Cerf is a recipient of numerous awards for his work, including the US Presidential Medal of Freedom, US National Medal of Technology, the Queen Elizabeth Prize for Engineering, the Prince of Asturias Award, the Japan Prize, the Charles Stark Draper Award, the ACM Turing Award, the Marconi Prize and Marconi Lifetime Achievement Award, the IEEE Medal of Honor, the Legion d’Honneur, the VinFutures Grand Prize and the Franklin Medal. He is a Foreign Member of the British Royal Society and Swedish Academy of Engineering and holds 33 honorary degrees.

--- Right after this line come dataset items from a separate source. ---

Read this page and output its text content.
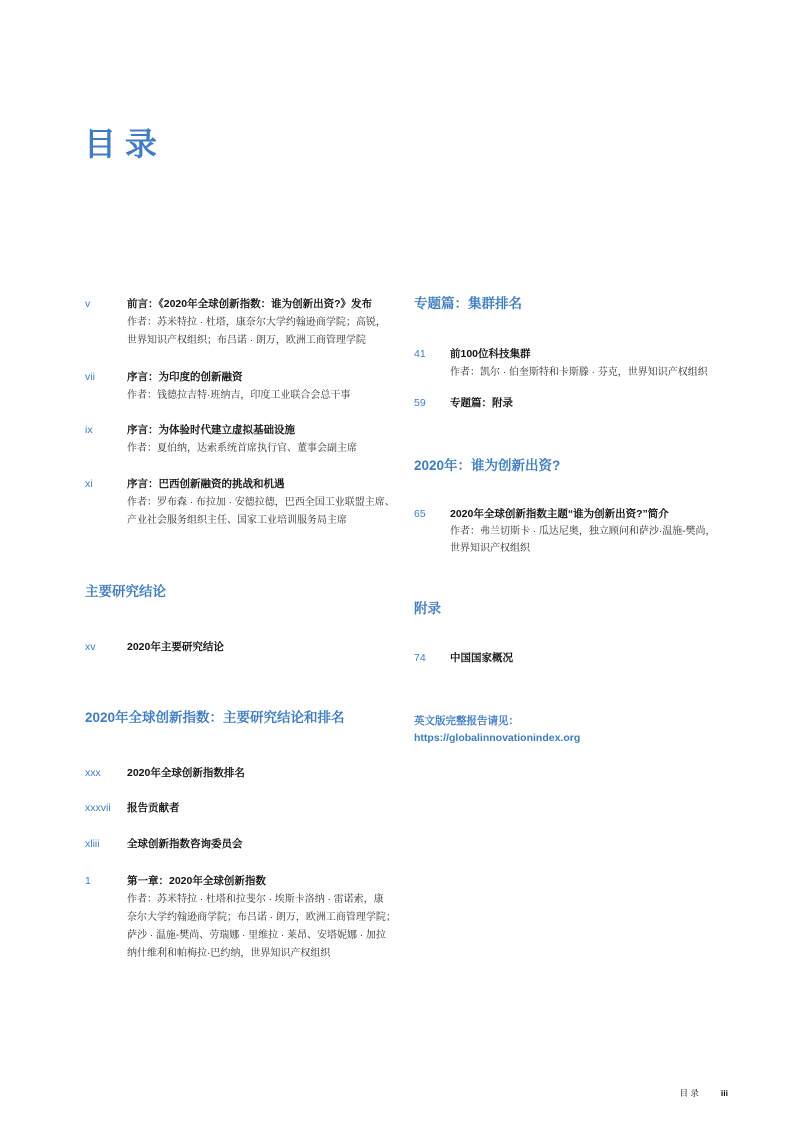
目 录
v	前言：《2020年全球创新指数：谁为创新出资?》发布
作者：苏米特拉 · 杜塔，康奈尔大学约翰逊商学院；高锐，
世界知识产权组织；布吕诺 · 朗万，欧洲工商管理学院
vii	序言：为印度的创新融资
作者：钱德拉吉特·班纳吉，印度工业联合会总干事
ix	序言：为体验时代建立虚拟基础设施
作者：夏伯纳，达索系统首席执行官、董事会副主席
xi	序言：巴西创新融资的挑战和机遇
作者：罗布森 · 布拉加 · 安德拉德，巴西全国工业联盟主席、
产业社会服务组织主任、国家工业培训服务局主席
主要研究结论
xv	2020年主要研究结论
2020年全球创新指数：主要研究结论和排名
xxx	2020年全球创新指数排名
xxxvii	报告贡献者
xliii	全球创新指数咨询委员会
1	第一章：2020年全球创新指数
作者：苏米特拉 · 杜塔和拉斐尔 · 埃斯卡洛纳 · 雷诺索，康
奈尔大学约翰逊商学院；布吕诺 · 朗万，欧洲工商管理学院；
萨沙 · 温施-樊尚、劳瑞娜 · 里维拉 · 莱昂、安塔妮娜 · 加拉
纳什维利和帕梅拉·巴约纳，世界知识产权组织
专题篇：集群排名
41	前100位科技集群
作者：凯尔 · 伯奎斯特和卡斯滕 · 芬克，世界知识产权组织
59	专题篇：附录
2020年：谁为创新出资?
65	2020年全球创新指数主题“谁为创新出资?”简介
作者：弗兰切斯卡 · 瓜达尼奥，独立顾问和萨沙·温施-樊尚，
世界知识产权组织
附录
74	中国国家概况
英文版完整报告请见：
https://globalinnovationindex.org
目 录	iii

Keynote 4: Physical AI is Still Very Hard To Do

Jeff White
Chief Architect – Office of the CTO, Ernst and Young LLP
www.linkedin.com/in/wjeffwhite
www.wjeffwhite.com
December 6

Abstract: AI has made great strides in NLP and knowledge-based tasks. AI is poised to enter the real physical world to perform tasks far beyond knowledge. Still some persistent problems need to be addressed. This presentation explores the challenges of physical AI at the Edge and proposes potential areas of solution.

Bio: Jeff serves as Chief Architect for Ernst & Young LLP Americas, leading product development for emerging technologies including AI, simulation, and advanced computation. He chairs the EY Enterprise Architecture Council and directs the emerging technology lab, driving innovation and research across the organization.


Previously at Dell Technologies, Jeff held executive roles including AI Factory and AI Edge Product Lead, overseeing business and technical roadmaps for enterprise AI infrastructure. As CTO for Dell’s Edge business, he pioneered edge application management, distributed platform control, and AI operations for connected vehicles and edge systems.


Jeff’s career spans leadership positions at HPE, Ericsson, Alcatel-Lucent, and early-stage AI/robotics ventures, including serving as CTO of Elefante Group’s stratospheric communications platform. His expertise encompasses distributed systems, edge computing, machine reasoning, and enterprise architecture.


With 26 granted patents and 40 applications spanning AI, distributed systems, cybersecurity, and edge technology, Jeff is recognized as an innovation leader. He formerly chaired the North Texas Technology Council (Tech Titans) and holds credentials as an IEEE Senior Member and Certified Agile Product Owner.